​Ex-HSV-Trainer ​Hannes Wolf hat einen neuen Arbeitgeber. Am Dienstag wurde bestätigt, dass der gebürtige Bochumer ab sofort den belgischen ​Champions-League-Teilnehmer KRC Genk übernimmt. Kurioserweise trifft er dort in seinen ersten beiden Ligaspielen auf andere ehemalige HSVer. 

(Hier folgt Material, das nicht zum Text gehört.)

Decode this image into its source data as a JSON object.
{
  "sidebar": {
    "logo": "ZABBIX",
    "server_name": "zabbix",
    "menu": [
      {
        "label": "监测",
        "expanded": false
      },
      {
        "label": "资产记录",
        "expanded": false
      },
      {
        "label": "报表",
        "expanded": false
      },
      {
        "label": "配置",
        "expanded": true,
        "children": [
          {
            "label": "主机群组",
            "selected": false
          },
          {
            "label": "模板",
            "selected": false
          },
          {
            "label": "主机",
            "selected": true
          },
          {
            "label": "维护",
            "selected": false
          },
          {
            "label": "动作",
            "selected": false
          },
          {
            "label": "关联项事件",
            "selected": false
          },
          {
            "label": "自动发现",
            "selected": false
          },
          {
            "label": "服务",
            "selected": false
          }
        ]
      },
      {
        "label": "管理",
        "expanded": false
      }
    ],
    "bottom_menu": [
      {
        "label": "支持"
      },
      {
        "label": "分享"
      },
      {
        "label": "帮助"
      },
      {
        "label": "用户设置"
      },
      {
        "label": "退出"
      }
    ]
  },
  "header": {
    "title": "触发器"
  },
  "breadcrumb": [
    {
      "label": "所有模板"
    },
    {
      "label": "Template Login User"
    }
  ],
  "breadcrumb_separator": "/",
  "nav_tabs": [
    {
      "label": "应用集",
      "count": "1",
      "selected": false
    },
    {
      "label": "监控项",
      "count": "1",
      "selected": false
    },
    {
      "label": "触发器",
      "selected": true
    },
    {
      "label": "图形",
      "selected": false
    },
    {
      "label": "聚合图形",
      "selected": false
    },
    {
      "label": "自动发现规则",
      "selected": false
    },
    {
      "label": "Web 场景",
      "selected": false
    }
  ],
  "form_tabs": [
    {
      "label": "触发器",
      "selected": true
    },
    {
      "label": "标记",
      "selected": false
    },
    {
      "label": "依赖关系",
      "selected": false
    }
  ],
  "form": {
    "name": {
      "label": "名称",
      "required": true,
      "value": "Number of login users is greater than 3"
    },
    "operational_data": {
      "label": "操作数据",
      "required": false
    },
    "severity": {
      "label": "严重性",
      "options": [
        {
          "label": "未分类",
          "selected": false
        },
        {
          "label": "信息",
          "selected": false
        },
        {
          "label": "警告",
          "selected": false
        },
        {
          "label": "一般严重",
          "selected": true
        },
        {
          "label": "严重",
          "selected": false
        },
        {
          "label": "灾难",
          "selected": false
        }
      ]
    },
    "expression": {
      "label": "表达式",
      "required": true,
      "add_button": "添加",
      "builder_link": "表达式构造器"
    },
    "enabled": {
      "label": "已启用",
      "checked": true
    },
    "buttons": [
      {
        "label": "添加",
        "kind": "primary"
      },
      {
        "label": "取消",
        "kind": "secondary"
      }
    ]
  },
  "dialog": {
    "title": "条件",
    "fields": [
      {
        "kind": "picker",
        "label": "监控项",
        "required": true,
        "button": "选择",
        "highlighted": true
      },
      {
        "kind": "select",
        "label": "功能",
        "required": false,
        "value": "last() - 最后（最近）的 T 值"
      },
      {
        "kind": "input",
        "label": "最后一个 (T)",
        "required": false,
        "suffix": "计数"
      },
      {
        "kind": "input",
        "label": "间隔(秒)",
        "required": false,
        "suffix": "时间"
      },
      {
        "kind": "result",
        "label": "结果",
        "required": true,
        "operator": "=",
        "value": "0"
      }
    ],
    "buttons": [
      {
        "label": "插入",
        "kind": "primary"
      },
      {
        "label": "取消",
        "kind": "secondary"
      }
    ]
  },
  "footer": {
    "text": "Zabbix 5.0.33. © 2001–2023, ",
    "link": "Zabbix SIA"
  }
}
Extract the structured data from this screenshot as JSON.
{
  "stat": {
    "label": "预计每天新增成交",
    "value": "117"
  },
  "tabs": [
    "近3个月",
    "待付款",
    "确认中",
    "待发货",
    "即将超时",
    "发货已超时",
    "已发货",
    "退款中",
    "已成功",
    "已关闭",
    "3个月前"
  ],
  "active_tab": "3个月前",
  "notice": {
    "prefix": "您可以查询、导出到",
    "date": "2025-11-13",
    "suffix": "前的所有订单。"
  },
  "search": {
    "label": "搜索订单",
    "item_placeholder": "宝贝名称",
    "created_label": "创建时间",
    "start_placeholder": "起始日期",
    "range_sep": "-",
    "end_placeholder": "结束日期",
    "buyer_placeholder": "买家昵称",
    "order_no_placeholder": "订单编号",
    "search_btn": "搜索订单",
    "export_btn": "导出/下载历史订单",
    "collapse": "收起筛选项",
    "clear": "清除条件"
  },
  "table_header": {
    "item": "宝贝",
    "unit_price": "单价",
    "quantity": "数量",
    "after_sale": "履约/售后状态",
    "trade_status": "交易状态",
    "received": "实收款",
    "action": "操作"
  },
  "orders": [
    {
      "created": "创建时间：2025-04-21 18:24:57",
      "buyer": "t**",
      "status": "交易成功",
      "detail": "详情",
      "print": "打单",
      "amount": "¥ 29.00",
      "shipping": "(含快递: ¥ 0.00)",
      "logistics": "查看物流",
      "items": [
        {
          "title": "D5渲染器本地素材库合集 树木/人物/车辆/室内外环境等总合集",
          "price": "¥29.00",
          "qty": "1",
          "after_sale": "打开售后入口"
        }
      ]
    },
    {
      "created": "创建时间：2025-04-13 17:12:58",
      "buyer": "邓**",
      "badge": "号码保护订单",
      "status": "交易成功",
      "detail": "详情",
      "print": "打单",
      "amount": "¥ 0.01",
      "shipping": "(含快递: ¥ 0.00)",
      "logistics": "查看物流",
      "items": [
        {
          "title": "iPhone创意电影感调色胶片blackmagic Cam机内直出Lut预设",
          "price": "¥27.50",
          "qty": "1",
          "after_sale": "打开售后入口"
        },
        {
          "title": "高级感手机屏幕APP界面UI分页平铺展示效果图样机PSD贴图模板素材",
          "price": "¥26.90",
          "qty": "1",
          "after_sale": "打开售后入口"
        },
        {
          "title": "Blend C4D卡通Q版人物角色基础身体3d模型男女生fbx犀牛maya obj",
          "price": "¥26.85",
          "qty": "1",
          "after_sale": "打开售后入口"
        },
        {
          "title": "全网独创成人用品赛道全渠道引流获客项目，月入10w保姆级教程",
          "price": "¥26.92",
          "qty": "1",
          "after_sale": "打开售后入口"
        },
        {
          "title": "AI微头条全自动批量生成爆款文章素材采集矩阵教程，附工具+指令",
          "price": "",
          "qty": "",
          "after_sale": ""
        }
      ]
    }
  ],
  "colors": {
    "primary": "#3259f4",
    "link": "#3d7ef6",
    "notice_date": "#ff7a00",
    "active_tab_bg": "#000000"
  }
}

Der Spielplan der Jupiler-League und die Entwicklungen der letzten Tage haben es schließlich möglich gemacht: Am kommenden Samstag treffen zum Duell der Tabellennachbarn Mouscron-Peruwelz und Genk aufeinander. Oder in anderen Worten: Ex-HSVer (als Spieler und als Trainer) ​Bernd Hollerbach gegen den Nachfolger seines Nachfolgers (Christian Titz), Hannes Wolf. 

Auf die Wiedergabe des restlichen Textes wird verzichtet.